Briefly the facts of the case are as follows:
The applicant was involved in an MVA on November 10, 2013;
She submitted an incomplete OCF-1 to Dominion on January 10, 2014 and a complete OCF-1 on March 28, 2014. On both OCF-1s the applicant indicated that she was unemployed;
In response to the OCF-1s, Dominion informed the applicant that she may qualify for NEBs and did not qualify for IRBs because she was unemployed;
On October 22, 2014 Dominion received an OCF-3 which confirmed that the applicant qualified for both NEBs and IRBs further indicating that she was self-employed at the time of the accident. Dominion informed the applicant on October 24, 2014 that she did not qualify for IRBs as her OCF-1 indicated she was unemployed. Insurer examinations were arranged to determine her eligibility for NEBs;
The insurer examinations were completed in November and December 2014. The assessors concluded that the applicant did not qualify for NEB but during the course of the assessments it was learned that the applicant had an import/export business. Dominion wrote to the applicant to inform her that while she was ineligible for NEB it believed she qualified for an IRB and required proof of declared income from self-employed in order to calculate the benefit.
During the hearing, the applicant argued that because Dominion had failed to provide her with the required election form, she did not have to make an election. Dominion, on the other hand, argued that because the applicant qualified for an IRB she was not entitled to make an election.
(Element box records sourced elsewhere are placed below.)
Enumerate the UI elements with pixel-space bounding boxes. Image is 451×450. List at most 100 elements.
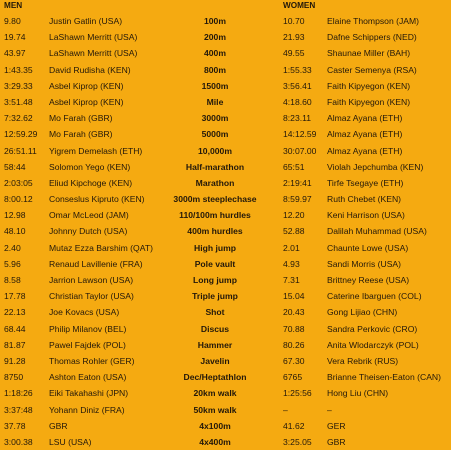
- women-mark: 15.04: [283, 291, 305, 302]
- women-mark: 67.30: [283, 355, 305, 366]
- table-row: 2:03:05 Eliud Kipchoge (KEN) Marathon 2:19:…: [0, 175, 451, 191]
- women-name: Faith Kipyegon (KEN): [327, 80, 411, 91]
- men-name: Eliud Kipchoge (KEN): [49, 177, 133, 188]
- women-mark: 52.88: [283, 226, 305, 237]
- men-name: Solomon Yego (KEN): [49, 161, 131, 172]
- women-name: Gong Lijiao (CHN): [327, 307, 398, 318]
- table-row: 12.98 Omar McLeod (JAM) 110/100m hurdles 12…: [0, 207, 451, 223]
- men-name: Mutaz Ezza Barshim (QAT): [49, 242, 153, 253]
- women-mark: 65:51: [283, 161, 305, 172]
- table-row: 48.10 Johnny Dutch (USA) 400m hurdles 52.88…: [0, 223, 451, 239]
- event-name: Long jump: [193, 275, 237, 285]
- women-name: Tirfe Tsegaye (ETH): [327, 177, 404, 188]
- table-row: 17.78 Christian Taylor (USA) Triple jump 15…: [0, 288, 451, 304]
- table-row: 81.87 Pawel Fajdek (POL) Hammer 80.26 Anita …: [0, 337, 451, 353]
- women-name: Dalilah Muhammad (USA): [327, 226, 427, 237]
- women-name: Almaz Ayana (ETH): [327, 129, 403, 140]
- women-mark: 14:12.59: [283, 129, 317, 140]
- men-name: LaShawn Merritt (USA): [49, 48, 138, 59]
- men-mark: 2.40: [4, 242, 21, 253]
- women-mark: 8:23.11: [283, 113, 312, 124]
- men-name: Christian Taylor (USA): [49, 291, 134, 302]
- men-mark: 1:18:26: [4, 388, 33, 399]
- women-name: Shaunae Miller (BAH): [327, 48, 411, 59]
- men-name: Jarrion Lawson (USA): [49, 275, 134, 285]
- men-name: GBR: [49, 420, 68, 431]
- men-name: LaShawn Merritt (USA): [49, 32, 138, 43]
- women-mark: 4:18.60: [283, 96, 312, 107]
- event-name: 1500m: [201, 80, 229, 91]
- event-name: High jump: [193, 242, 236, 253]
- men-mark: 58:44: [4, 161, 26, 172]
- women-mark: 3:56.41: [283, 80, 312, 91]
- women-name: GBR: [327, 436, 346, 447]
- men-name: Renaud Lavillenie (FRA): [49, 258, 143, 269]
- men-mark: 2:03:05: [4, 177, 33, 188]
- men-header: MEN: [4, 1, 23, 10]
- event-name: 400m: [204, 48, 226, 59]
- table-row: 5.96 Renaud Lavillenie (FRA) Pole vault 4.9…: [0, 256, 451, 272]
- women-name: Caster Semenya (RSA): [327, 64, 417, 75]
- women-mark: 3:25.05: [283, 436, 312, 447]
- men-mark: 1:43.35: [4, 64, 33, 75]
- table-row: 43.97 LaShawn Merritt (USA) 400m 49.55 Shaun…: [0, 45, 451, 61]
- women-name: Ruth Chebet (KEN): [327, 194, 402, 205]
- men-mark: 81.87: [4, 339, 26, 350]
- event-name: 20km walk: [193, 388, 237, 399]
- women-name: Sandra Perkovic (CRO): [327, 323, 418, 334]
- men-name: Asbel Kiprop (KEN): [49, 80, 124, 91]
- men-name: Pawel Fajdek (POL): [49, 339, 126, 350]
- men-name: Conseslus Kipruto (KEN): [49, 194, 145, 205]
- results-rows: 9.80 Justin Gatlin (USA) 100m 10.70 Elaine T…: [0, 13, 451, 450]
- event-name: 10,000m: [198, 145, 232, 156]
- men-mark: 19.74: [4, 32, 26, 43]
- men-name: David Rudisha (KEN): [49, 64, 131, 75]
- event-name: 3000m: [201, 113, 229, 124]
- men-name: Yigrem Demelash (ETH): [49, 145, 143, 156]
- women-header: WOMEN: [283, 1, 316, 10]
- event-name: Marathon: [195, 177, 235, 188]
- women-mark: 1:55.33: [283, 64, 312, 75]
- event-name: Half-marathon: [185, 161, 245, 172]
- men-mark: 12:59.29: [4, 129, 38, 140]
- women-mark: 12.20: [283, 210, 305, 221]
- table-row: 12:59.29 Mo Farah (GBR) 5000m 14:12.59 Almaz…: [0, 126, 451, 142]
- table-row: 8.58 Jarrion Lawson (USA) Long jump 7.31 Bri…: [0, 272, 451, 288]
- women-mark: 21.93: [283, 32, 305, 43]
- women-name: Keni Harrison (USA): [327, 210, 405, 221]
- women-name: Faith Kipyegon (KEN): [327, 96, 411, 107]
- men-mark: 43.97: [4, 48, 26, 59]
- event-name: Mile: [206, 96, 224, 107]
- men-name: Mo Farah (GBR): [49, 113, 113, 124]
- women-mark: 30:07.00: [283, 145, 317, 156]
- event-name: 400m hurdles: [187, 226, 243, 237]
- event-name: 100m: [204, 16, 226, 26]
- event-name: Dec/Heptathlon: [183, 372, 247, 383]
- event-name: Hammer: [197, 339, 233, 350]
- women-name: Sandi Morris (USA): [327, 258, 402, 269]
- men-name: Omar McLeod (JAM): [49, 210, 129, 221]
- men-mark: 3:29.33: [4, 80, 33, 91]
- men-mark: 8750: [4, 372, 24, 383]
- event-name: 4x100m: [199, 420, 231, 431]
- men-mark: 12.98: [4, 210, 26, 221]
- men-name: Johnny Dutch (USA): [49, 226, 128, 237]
- table-row: 26:51.11 Yigrem Demelash (ETH) 10,000m 30:0…: [0, 143, 451, 159]
- men-mark: 68.44: [4, 323, 26, 334]
- table-row: 7:32.62 Mo Farah (GBR) 3000m 8:23.11 Almaz A…: [0, 110, 451, 126]
- event-name: 110/100m hurdles: [179, 210, 251, 221]
- event-name: 5000m: [201, 129, 229, 140]
- table-row: 3:29.33 Asbel Kiprop (KEN) 1500m 3:56.41 Fai…: [0, 78, 451, 94]
- table-row: 58:44 Solomon Yego (KEN) Half-marathon 65:5…: [0, 159, 451, 175]
- table-row: 9.80 Justin Gatlin (USA) 100m 10.70 Elaine T…: [0, 13, 451, 29]
- women-name: Vera Rebrik (RUS): [327, 355, 399, 366]
- men-mark: 17.78: [4, 291, 26, 302]
- women-mark: 6765: [283, 372, 303, 383]
- results-table: MEN WOMEN 9.80 Justin Gatlin (USA) 100m 10.…: [4, 1, 441, 447]
- men-mark: 26:51.11: [4, 145, 37, 156]
- men-mark: 9.80: [4, 16, 21, 26]
- men-name: Philip Milanov (BEL): [49, 323, 127, 334]
- men-mark: 91.28: [4, 355, 26, 366]
- women-mark: 41.62: [283, 420, 305, 431]
- table-row: 2.40 Mutaz Ezza Barshim (QAT) High jump 2.0…: [0, 240, 451, 256]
Adjudicator Marzinotto found, consistent with the decision in Galdamez v. Allstate Insurance Company of Canada, 2012 ONCA 508 (CanLII), that the status of an insured as being employed or self-employed does not automatically establish that the insured does not qualify for NEB but instead there is a two prong test for entitlement to IRB, the second prong of which requires the insured to establish that she meets the relevant disability criteria (suffers a substantial inability to engage in the essential tasks of her pre-accident self-employment). In the case at hand, the Adjudicator held that the applicant had not yet met the second prong of the test for entitlement to IRB as insurer examinations to determine entitlement had not occurred. This was despite the fact that the applicant had submitted an OCF-3 confirming that she did in fact meet the relevant disability criteria for IRB.
At the end of the day, Adjudicator Marzinotto determined that the submission of the OCF-3 triggered Dominion’s requirement to provide the applicant with an election and since they failed to do so and the applicant had not established entitlement to an IRB she was able to proceed to a hearing to determine entitlement to either benefit.
The reasoning in this decision seems to suggest that entitlement to a specified benefit cannot be determined by the submission of a disability certificate, but instead is not established until insurer examinations have been conducted. This seems at odds with the intention of the relevant specified benefit provision which requires insurers to pay specified benefits within 10 days of receiving the OCF-1 and OCF-3 or arrange insurer examinations. There is no requirement that an insurer dispute the applicant’s entitlement to a benefit for which the disability certificate indicates she is entitled to.